Processing Lineage Queries over a Native RDF Store

An outline of the paper: TripleProv: Efficient Processing of Lineage Queries over a Native RDF Store, by Marcin Wylot, Philippe Cudré-Mauroux, and Paul Groth (WWW 2014)

Within the Web community, there have been several efforts in developing models and syntaxes to interchange provenance. However, less attention has been given to the efficient handling of provenance data within RDF database systems. While some systems store quadruples or named graphs, to the best of our knowledge, no current high-performance triple store is able to automaticallyderive provenance data for the results it produces.

We aim to fill this gap. We present TripleProv, a new database system supporting the transparent and automatic derivation of detailed provenance information for arbitrary queries. TripleProv is based on a native RDF store, which we have extended with two different physical models to store provenance data on disk in a compact fashion. In addition, TripleProv supports several new query execution strategies to derive provenance information at two different levels of granularity.

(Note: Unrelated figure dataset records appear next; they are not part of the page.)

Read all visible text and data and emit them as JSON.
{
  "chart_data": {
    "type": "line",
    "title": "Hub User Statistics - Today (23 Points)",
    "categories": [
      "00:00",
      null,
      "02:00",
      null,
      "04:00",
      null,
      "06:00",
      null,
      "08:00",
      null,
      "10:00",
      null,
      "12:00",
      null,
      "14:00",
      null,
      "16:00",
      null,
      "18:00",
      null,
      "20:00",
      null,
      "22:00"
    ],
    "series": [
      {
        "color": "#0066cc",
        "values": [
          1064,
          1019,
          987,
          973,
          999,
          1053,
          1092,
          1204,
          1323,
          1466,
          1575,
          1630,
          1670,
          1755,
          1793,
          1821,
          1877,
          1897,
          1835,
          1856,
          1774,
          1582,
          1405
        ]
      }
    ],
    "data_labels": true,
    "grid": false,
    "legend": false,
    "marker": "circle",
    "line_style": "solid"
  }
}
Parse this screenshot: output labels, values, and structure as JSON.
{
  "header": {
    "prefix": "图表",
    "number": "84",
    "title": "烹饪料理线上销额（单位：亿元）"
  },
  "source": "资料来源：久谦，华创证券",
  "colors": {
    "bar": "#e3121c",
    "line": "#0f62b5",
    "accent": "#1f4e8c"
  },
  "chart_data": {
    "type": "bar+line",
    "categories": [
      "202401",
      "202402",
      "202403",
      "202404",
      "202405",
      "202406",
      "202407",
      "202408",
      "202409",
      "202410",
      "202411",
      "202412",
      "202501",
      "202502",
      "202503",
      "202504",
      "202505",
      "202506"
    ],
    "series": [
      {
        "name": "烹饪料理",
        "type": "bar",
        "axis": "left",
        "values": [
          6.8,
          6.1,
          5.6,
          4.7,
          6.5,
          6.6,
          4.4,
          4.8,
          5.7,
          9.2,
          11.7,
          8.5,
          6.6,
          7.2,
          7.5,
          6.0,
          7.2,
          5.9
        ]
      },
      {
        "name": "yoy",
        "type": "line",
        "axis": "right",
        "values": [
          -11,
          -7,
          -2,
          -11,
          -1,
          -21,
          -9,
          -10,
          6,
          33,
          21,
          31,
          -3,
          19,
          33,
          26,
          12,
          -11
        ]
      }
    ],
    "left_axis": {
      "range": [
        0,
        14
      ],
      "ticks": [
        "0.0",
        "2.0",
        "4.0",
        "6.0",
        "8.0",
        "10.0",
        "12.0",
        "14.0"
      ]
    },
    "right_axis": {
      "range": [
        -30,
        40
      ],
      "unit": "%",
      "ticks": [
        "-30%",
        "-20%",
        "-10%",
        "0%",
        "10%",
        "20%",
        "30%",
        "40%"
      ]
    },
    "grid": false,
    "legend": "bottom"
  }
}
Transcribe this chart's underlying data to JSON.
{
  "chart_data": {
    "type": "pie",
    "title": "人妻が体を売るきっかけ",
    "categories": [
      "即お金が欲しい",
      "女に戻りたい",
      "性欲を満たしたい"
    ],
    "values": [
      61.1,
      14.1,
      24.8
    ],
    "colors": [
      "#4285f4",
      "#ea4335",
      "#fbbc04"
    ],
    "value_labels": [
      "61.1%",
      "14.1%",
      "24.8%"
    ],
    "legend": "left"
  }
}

The picture below shows the architecture of TripleProv; the system takes as input queries (and optionally a provenance granularity level), and produces as output query results along with their corresponding provenance polynomials.

RDF data provenance can be modeled at different granularity levels. Our system, besides generating polynomials summarizing the complete provenance of results, also supports two levels of granularity. First, a lineage (i.e., an element appearing in a polynomial) can represent the source of a triple (e.g., the fourth element in a quadruple). We call this granularity level source-level. Alternatively, a lineage can represent a quadruple (i.e., a triple plus its corresponding source). This second type of lineage produces polynomials consisting of all the pieces of data (i.e., quadruples) that were used to answer the query, including all intermediate results. We call this level of granularity triple-level.

In addition to those two provenance granularity levels, TripleProv also supports two levels of aggregation to output the results. The default level aggregates the polynomials for all results, i.e., it gives an overview of all triples/sources used during query execution. The second level provides full provenance details, explaining—for each single result—the way (polynomial) through which this particular result was constructed. Both aggregation levels typically perform similarly (since one is basically derived from the other), hence, we mainly focus on aggregated polynomial results in the following.

TripleProv enables also to specify a list of sources we want to be used to answer query. We can also specify a list of sources we do not trust to avoid using then during query execution process. The specified lists are checked  at every stage of query execution process, meaning that even at the level of intermediate results which are not necessarily presented as an output we do verify it.
Overall, the performance penalty created by tracking provenance in TripleProv ranges from a few percents to almost 350%. Clearly, we observe a significant difference between the two main provenance storage models implemented.